Würzburg

Barbara Stamm als „Patrona Bavariae“ auf der großen Leinwand

Barbara Stamm hat viel über ihr Leben zu erzählen. Wie vielseitig es war, können nun auch Zuschauer in einem Film des Bayerischen Rundfunks erleben.
Auf ein außergewöhnlich vielseitiges Leben kann Barbara Stamm zurückblicken. Nun hat der BR einen Film über sie gedreht. Foto: Daniel Peter

Auf ein außergewöhnlich vielseitiges Leben kann Barbara Stamm zurückblicken. Am 29. Oktober feiert die Erzieherin, dreifache Mutter, Stadträtin, Ministerin und Landtagspräsidentin ihren 75. Geburtstag. Bewegende Momente ihres Lebens hat ein Filmteam des Bayerischen Rundfunks in "Lebenslinien" festgehalten. Der einstündige Film mit dem Untertitel "Barbara Stamm – direkt, bodenständig, fränkisch" wurde jetzt als Vorschau im Kino Central im Bürgerbräu gezeigt.

Zu Tränen gerührt

Zu Beginn öffnet sich ein Fenster in die schwierigen Jugendjahre Barbara Stamms, die in Bad Mergentheim als Tochter einer taubstummen Schneiderin geboren wurde und ihren Vater nie kennen gelernt hat. Nach der Geburt kam sie zu Pflegeeltern. Im Film erzählt Barbara Stamm von ihrer Stiefschwester, die sich liebevoll um sie gekümmert habe. Die Schwester saß im Publikum und verfolgte tränengerührt die Szene.

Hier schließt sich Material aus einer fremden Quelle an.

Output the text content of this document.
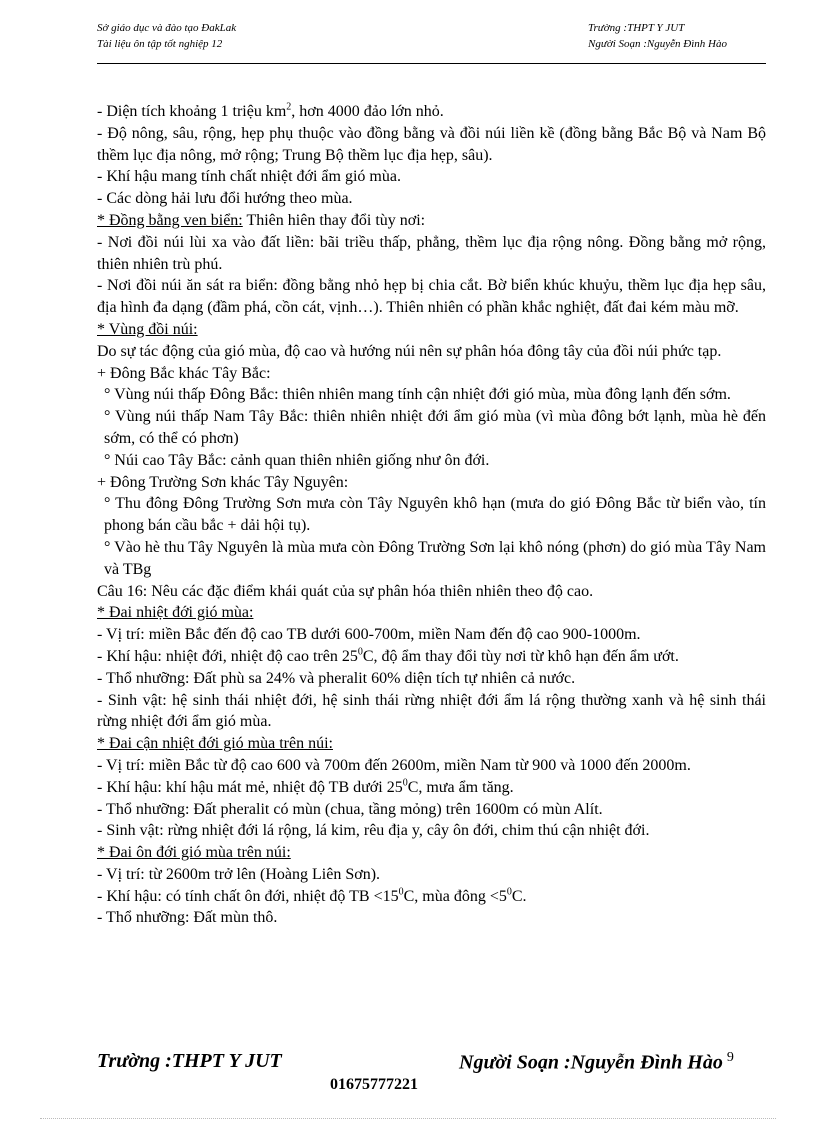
Sở giáo dục và đào tạo ĐakLak
Tài liệu ôn tập tốt nghiệp 12
Trường :THPT Y JUT
Người Soạn :Nguyễn Đình Hào
- Diện tích khoảng 1 triệu $km^2$, hơn 4000 đảo lớn nhỏ.
- Độ nông, sâu, rộng, hẹp phụ thuộc vào đồng bằng và đồi núi liền kề (đồng bằng Bắc Bộ và Nam Bộ thềm lục địa nông, mở rộng; Trung Bộ thềm lục địa hẹp, sâu).
- Khí hậu mang tính chất nhiệt đới ẩm gió mùa.
- Các dòng hải lưu đổi hướng theo mùa.
* Đồng bằng ven biển: Thiên hiên thay đổi tùy nơi:
- Nơi đồi núi lùi xa vào đất liền: bãi triều thấp, phẳng, thềm lục địa rộng nông. Đồng bằng mở rộng, thiên nhiên trù phú.
- Nơi đồi núi ăn sát ra biển: đồng bằng nhỏ hẹp bị chia cắt. Bờ biển khúc khuỷu, thềm lục địa hẹp sâu, địa hình đa dạng (đầm phá, cồn cát, vịnh…). Thiên nhiên có phần khắc nghiệt, đất đai kém màu mỡ.
* Vùng đồi núi:
Do sự tác động của gió mùa, độ cao và hướng núi nên sự phân hóa đông tây của đồi núi phức tạp.
+ Đông Bắc khác Tây Bắc:
° Vùng núi thấp Đông Bắc: thiên nhiên mang tính cận nhiệt đới gió mùa, mùa đông lạnh đến sớm.
° Vùng núi thấp Nam Tây Bắc: thiên nhiên nhiệt đới ẩm gió mùa (vì mùa đông bớt lạnh, mùa hè đến sớm, có thể có phơn)
° Núi cao Tây Bắc: cảnh quan thiên nhiên giống như ôn đới.
+ Đông Trường Sơn khác Tây Nguyên:
° Thu đông Đông Trường Sơn mưa còn Tây Nguyên khô hạn (mưa do gió Đông Bắc từ biển vào, tín phong bán cầu bắc + dải hội tụ).
° Vào hè thu Tây Nguyên là mùa mưa còn Đông Trường Sơn lại khô nóng (phơn) do gió mùa Tây Nam và TBg
Câu 16: Nêu các đặc điểm khái quát của sự phân hóa thiên nhiên theo độ cao.
* Đai nhiệt đới gió mùa:
- Vị trí: miền Bắc đến độ cao TB dưới 600-700m, miền Nam đến độ cao 900-1000m.
- Khí hậu: nhiệt đới, nhiệt độ cao trên $25^0C$, độ ẩm thay đổi tùy nơi từ khô hạn đến ẩm ướt.
- Thổ nhưỡng: Đất phù sa 24% và pheralit 60% diện tích tự nhiên cả nước.
- Sinh vật: hệ sinh thái nhiệt đới, hệ sinh thái rừng nhiệt đới ẩm lá rộng thường xanh và hệ sinh thái rừng nhiệt đới ẩm gió mùa.
* Đai cận nhiệt đới gió mùa trên núi:
- Vị trí: miền Bắc từ độ cao 600 và 700m đến 2600m, miền Nam từ 900 và 1000 đến 2000m.
- Khí hậu: khí hậu mát mẻ, nhiệt độ TB dưới $25^0C$, mưa ẩm tăng.
- Thổ nhưỡng: Đất pheralit có mùn (chua, tầng mỏng) trên 1600m có mùn Alít.
- Sinh vật: rừng nhiệt đới lá rộng, lá kim, rêu địa y, cây ôn đới, chim thú cận nhiệt đới.
* Đai ôn đới gió mùa trên núi:
- Vị trí: từ 2600m trở lên (Hoàng Liên Sơn).
- Khí hậu: có tính chất ôn đới, nhiệt độ TB $<15^0C$, mùa đông $<5^0C$.
- Thổ nhưỡng: Đất mùn thô.
Trường :THPT Y JUT	Người Soạn :Nguyễn Đình Hào $^9$
01675777221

Mit im Saal war natürlich ihre treue Tochter Sissi Stamm, nicht aber ihr Ehemann Ludwig, den sie nach ihrer Ausbildung zur Erzieherin in Gemünden am Main in Würzburg kennen gelernt hatte. Er musste wegen Krankheit passen und verpasste so das Lob seiner Frau, dass er ein wunderbarer Mann sei. Er selbst sagte im Film, dass er sein "Junggesellendasein" mit viel Bücherlesen erfüllt und seine Frau nicht mit Barbara, sondern als Frau Stamm oder "Frau Abgetrocknete" angesprochen habe.

Niederlage als Glücksfall

Mit im Saal saß Altoberbürgermeister Jürgen Weber, mit dem sie für die CSU 1972 als Jüngste in den Würzburger Stadtrat eingezogen war. 1990 war Weber mit seiner eigenen Liste gegen sie bei der OB-Wahl angetreten und gewann. Heute sagt sie, dass es ihr großer Traum gewesen sei, Oberbürgermeisterin in Würzburg zu werden. Weber sagt im Film, dass ihre Niederlage ein Glücksfall für Bayern geworden ist.

1976 war sie als Nachrückern in den Landtag gekommen, wurde 1987 Staatssekretärin, 1993 Gesundheitsministerin und 2008 Landtagspräsidentin. Als erste Frau in diesem Amt durfte sie ihre Tochter Claudia als damalige Abgeordnete der Grünen begrüßen. Den Film genoss auch Caritas-Chef Domkapitular Clemens Bieber, mit dem die "Patrona Bavaria" in ihrem unruhigen Ruhestand nun häufiger am Tisch sitzt und Schafkopf spielt.

Ausgestrahlt wird das Porträt am Montag, 28. Oktober, um 22 Uhr im BR-Fernsehen.